Geo Thermal Heating, Thoughts?

This type of heating system can cost in the neighbourhood of $20,000 to $25,000 but cost very little to heat your home.

I am just starting to consider looking into having one installed in our home. I thought i would ask the InterNACHI brothers (sisters) what everyones opinion is.

I’m seeing more installed on new homes. It depends on your ROI. Here’s a calculator to determine if it’s worth it.


I like them but the high installation costs and need for periodic maintenance of the large amount of equipment make me question their long term cost effectiveness.

I remember when the early 90 plus furnaces came out.

It took them years to make them reliable enough to recoup the higher initial investment in high efficiency.

Just a thought.

Had one for 8 years. Great for heating but even better for cooling. One caveat though, finding someone to service it can be a real problem after a couple of years. We have moved from that property, but the place we are in now had one when we moved in. It’s been replaced because the manufacture went out of business and no one had a clue on how to fix it. We are now on natural gas. We did have problems finding someone to maintain our old system too.

Make sure the system you select comes from a company with a long history and good finances.

Having said all this, I still am a fan of ground source heating.

That is a handy calculator. Say i would save about $2400 a year. I think that number is a little low but still a good base.

We moved into this house 2 years ago and don’t plan on moving any time soon. We went through 3 houses in 6 years prior to this one flipping. We have settled here to start a family.

This heating season alone i am almost $3000 in heating.

With an ROI of ten years, this is looking like a good option.

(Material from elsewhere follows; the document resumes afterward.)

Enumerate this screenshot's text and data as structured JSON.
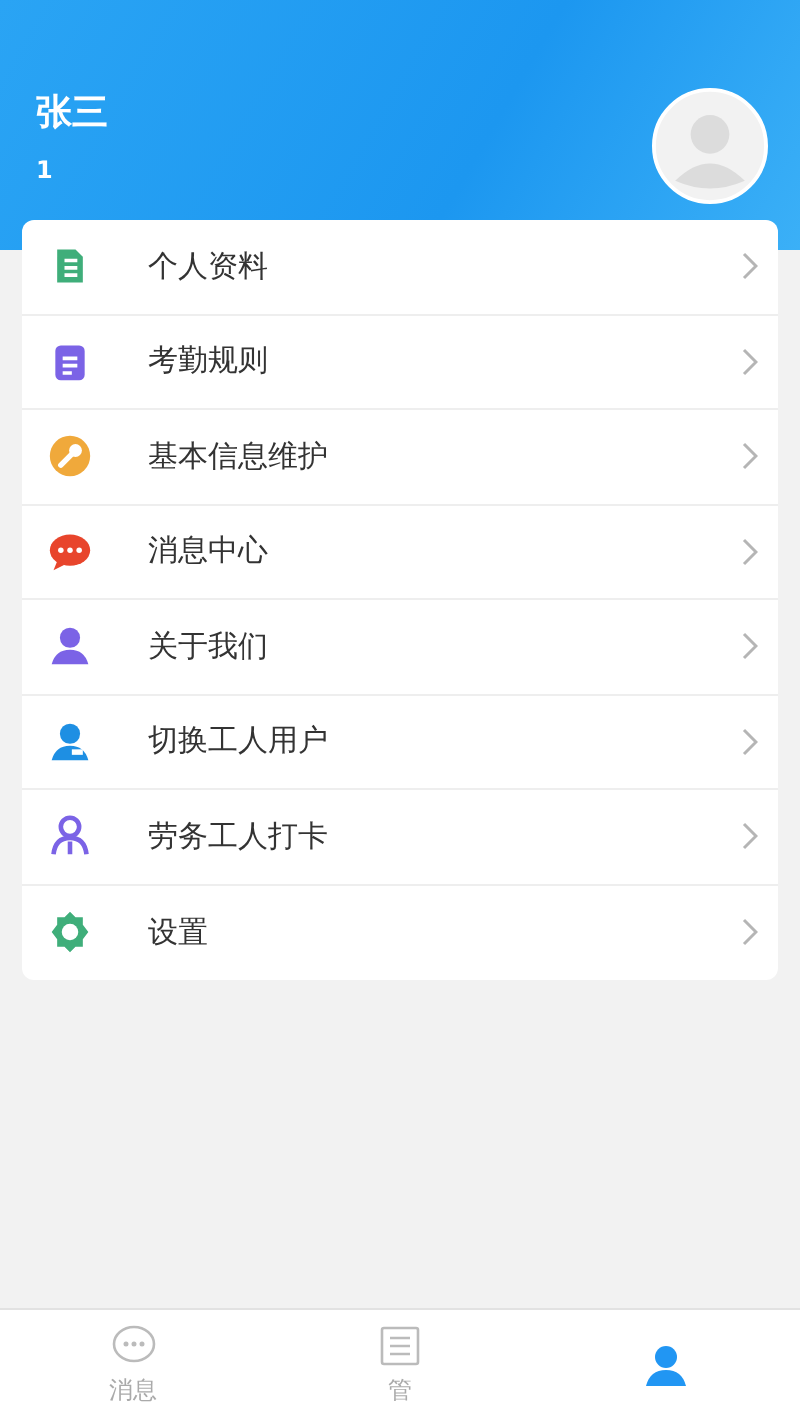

Keep the feedback coming guys. Thanks again.

I see them often on most new homes in the 700k and up range. Can cost well over 50K.

Mike is correct as was Jeff, the equipment is still being developed and finding someone to repair can be a hassle. I would install one in my home if I were building new, not on an existing home unless it would benefit without the cost of other modifications.

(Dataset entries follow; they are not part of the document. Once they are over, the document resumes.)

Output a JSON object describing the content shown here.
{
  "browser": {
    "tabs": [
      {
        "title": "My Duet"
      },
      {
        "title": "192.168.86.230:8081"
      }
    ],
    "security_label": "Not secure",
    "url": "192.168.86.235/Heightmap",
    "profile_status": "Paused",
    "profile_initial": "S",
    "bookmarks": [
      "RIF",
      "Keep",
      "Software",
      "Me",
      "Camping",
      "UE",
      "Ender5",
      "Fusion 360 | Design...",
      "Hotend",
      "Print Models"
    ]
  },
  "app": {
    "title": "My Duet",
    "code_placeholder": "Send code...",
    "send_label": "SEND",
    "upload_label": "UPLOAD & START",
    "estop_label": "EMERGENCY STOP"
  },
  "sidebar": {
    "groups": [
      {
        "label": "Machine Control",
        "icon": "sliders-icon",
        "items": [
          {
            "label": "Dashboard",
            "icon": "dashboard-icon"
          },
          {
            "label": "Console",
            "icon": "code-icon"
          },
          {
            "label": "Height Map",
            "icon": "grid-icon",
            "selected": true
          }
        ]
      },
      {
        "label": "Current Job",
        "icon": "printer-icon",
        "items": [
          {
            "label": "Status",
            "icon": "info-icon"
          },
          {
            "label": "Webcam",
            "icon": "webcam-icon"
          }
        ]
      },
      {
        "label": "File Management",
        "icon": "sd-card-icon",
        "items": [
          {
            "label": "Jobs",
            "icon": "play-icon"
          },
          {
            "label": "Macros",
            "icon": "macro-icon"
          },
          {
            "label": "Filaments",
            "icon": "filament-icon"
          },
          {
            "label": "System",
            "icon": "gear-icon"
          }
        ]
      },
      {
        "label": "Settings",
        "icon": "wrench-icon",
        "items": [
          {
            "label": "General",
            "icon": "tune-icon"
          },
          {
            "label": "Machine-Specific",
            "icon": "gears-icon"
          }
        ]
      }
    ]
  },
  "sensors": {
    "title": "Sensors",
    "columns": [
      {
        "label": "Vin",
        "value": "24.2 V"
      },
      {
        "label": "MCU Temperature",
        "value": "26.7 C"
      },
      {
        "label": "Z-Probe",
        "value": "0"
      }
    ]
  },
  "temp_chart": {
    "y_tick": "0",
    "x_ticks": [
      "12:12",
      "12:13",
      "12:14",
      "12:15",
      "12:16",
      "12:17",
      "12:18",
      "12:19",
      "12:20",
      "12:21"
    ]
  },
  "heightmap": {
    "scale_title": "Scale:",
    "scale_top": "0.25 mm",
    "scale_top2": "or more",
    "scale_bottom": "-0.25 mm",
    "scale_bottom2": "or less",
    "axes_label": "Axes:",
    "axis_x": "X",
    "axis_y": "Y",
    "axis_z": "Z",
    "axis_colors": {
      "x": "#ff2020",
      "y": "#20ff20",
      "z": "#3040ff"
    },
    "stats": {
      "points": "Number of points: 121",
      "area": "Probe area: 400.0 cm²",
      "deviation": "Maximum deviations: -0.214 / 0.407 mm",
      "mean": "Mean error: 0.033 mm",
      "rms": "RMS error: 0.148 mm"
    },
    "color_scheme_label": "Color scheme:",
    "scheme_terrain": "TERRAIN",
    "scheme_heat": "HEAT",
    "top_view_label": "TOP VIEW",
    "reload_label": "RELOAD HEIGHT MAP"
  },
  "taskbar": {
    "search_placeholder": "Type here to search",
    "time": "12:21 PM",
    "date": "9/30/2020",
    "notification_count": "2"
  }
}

You could also consider cold climate mini split heat pumps.

You should have an experienced energy Rater model your home. He can tell you how long it will take and he might find better alternatives to reduce your cost. You also need to be aware that I would focus on making the building shell as efficient at possible first before you invest in a geothermal system. You can reduce your loads to the home and possibly install a smaller system which will be cheaper to install and to operate. I have an estate I manage here and we did spray foam before we installed the geothermal, we hardly ever have any issues at all with the system. Like others said make sure you get someone that knows what they are doing. If the system is not installed properly it won’t work right. Most of the time the problems are during the drilling phase. If they don’t re-install all the slurry from the drill holes the system won’t function correctly because the loops won’t be in good contact with the ground.

I just did a consulting job for a guy interested in installing geothermal because his bills are huge for the size home he has. After testing the home, I had to laugh and tell him we had to fix the building first before installing anything. He had 22 air changes at 50 Pascals!!